A leitura comparativa entre o que trazem os jornais venezuelanos e brasileiros sobre as eleições conduz a várias conclusões. A primeira delas é que o regime de Chávez não é eficiente na censura aos meios de comunicação que tanto comove a grande imprensa do países vizinhos. A segunda – e mais importante – conclusão é que por mais que se pareçam os discursos dos grupos controladores de mídia, vários dos empresários brasileiros do setor de comunicações têm DNA diferente.

Os exemplos mais evidentes estão nos jornais de ontem e anteontem. Apesar da repetição do alerta de que o autoritarismo de Hugo Chávez ameça não venezuelanos, mas também os compatriotas de países vizinhos, vários importantes controladores de mídia do Brasil preservam o bom hábito de dar liberdade para seus profissionais competentes registrarem a vida como ela é.

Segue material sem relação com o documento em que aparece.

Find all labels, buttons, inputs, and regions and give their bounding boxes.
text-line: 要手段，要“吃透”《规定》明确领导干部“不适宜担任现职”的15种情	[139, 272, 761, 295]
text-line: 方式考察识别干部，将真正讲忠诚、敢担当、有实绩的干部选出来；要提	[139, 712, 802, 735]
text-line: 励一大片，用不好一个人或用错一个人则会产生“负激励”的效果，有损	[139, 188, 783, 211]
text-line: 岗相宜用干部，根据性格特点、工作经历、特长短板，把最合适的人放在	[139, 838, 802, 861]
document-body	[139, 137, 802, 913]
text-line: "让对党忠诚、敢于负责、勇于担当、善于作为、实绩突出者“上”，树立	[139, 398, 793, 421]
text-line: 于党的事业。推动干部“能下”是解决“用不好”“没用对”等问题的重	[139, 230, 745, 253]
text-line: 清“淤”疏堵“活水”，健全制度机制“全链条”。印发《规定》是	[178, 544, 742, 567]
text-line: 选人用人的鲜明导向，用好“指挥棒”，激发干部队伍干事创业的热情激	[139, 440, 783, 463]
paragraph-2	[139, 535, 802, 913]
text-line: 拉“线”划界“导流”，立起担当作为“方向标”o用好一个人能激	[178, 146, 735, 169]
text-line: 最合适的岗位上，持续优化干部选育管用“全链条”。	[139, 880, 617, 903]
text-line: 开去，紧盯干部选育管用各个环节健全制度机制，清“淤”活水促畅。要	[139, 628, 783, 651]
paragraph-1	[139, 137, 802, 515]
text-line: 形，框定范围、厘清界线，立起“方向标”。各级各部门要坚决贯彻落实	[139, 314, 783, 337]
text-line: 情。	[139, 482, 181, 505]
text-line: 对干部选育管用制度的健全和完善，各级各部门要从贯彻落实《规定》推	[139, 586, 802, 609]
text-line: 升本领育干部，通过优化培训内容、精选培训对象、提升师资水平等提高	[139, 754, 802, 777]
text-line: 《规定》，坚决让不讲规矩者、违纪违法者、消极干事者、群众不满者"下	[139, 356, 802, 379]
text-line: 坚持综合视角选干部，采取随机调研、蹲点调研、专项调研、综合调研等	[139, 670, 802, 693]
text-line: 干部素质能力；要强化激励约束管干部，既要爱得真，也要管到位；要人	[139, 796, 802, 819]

Tome-se, por exemplo, o editorial do O Estado de S.Paulo de ontem, ‘As eleições na Venezuela’, que aluga o discurso de parte da oposição a Chávez a favor da ‘ilegitimidade do processo’, mas, ao mesmo tempo, faz o que a maioria dos demais jornais evita: investir em reportagem. Para Caracas, o jornal mandou um de seus melhores profissionais, Lourival Sant´Anna, que retratou nos últimos dias detalhes da realidade venezuelana que colidem com as verdades que sustentam a opinião dos donos do jornal, mas que, apesar disso, não agem como seus pares venezuelanos que, se for preciso, invertem os fatos e fraudam o noticiário. 

Outro exemplo é o da Folha de S.Paulo e do O Globo, que publicam a coluna do jornalista Elio Gaspari às quartas e domingos. Ontem, o principal texto da coluna apontou o ‘cheiro de golpe’ contra Chávez, a partir da decisão da oposição de fugir das urnas e da declaração enviesada da secretária de Estado dos EUA, Condoleezza Rice, de que democracia não se faz apenas com eleições. 

As reportagens de Sant´Anna e a coluna de Gaspari são exemplos que diferenciam os donos da mídia brasileira da venezuelana. O que não quer dizer que eles (os donos) sejam imparciais na orientação que determinam para o noticiário político nacional. A bola da vez é o investimento que o governo federal pretende fazer em 2006, ano de eleição. Será forte a tendência do noticiário a nos convencer de que Lula usa dinheiro público para tentar a reeleição. Recomenda-se, portanto, manter os olhos bem abertos.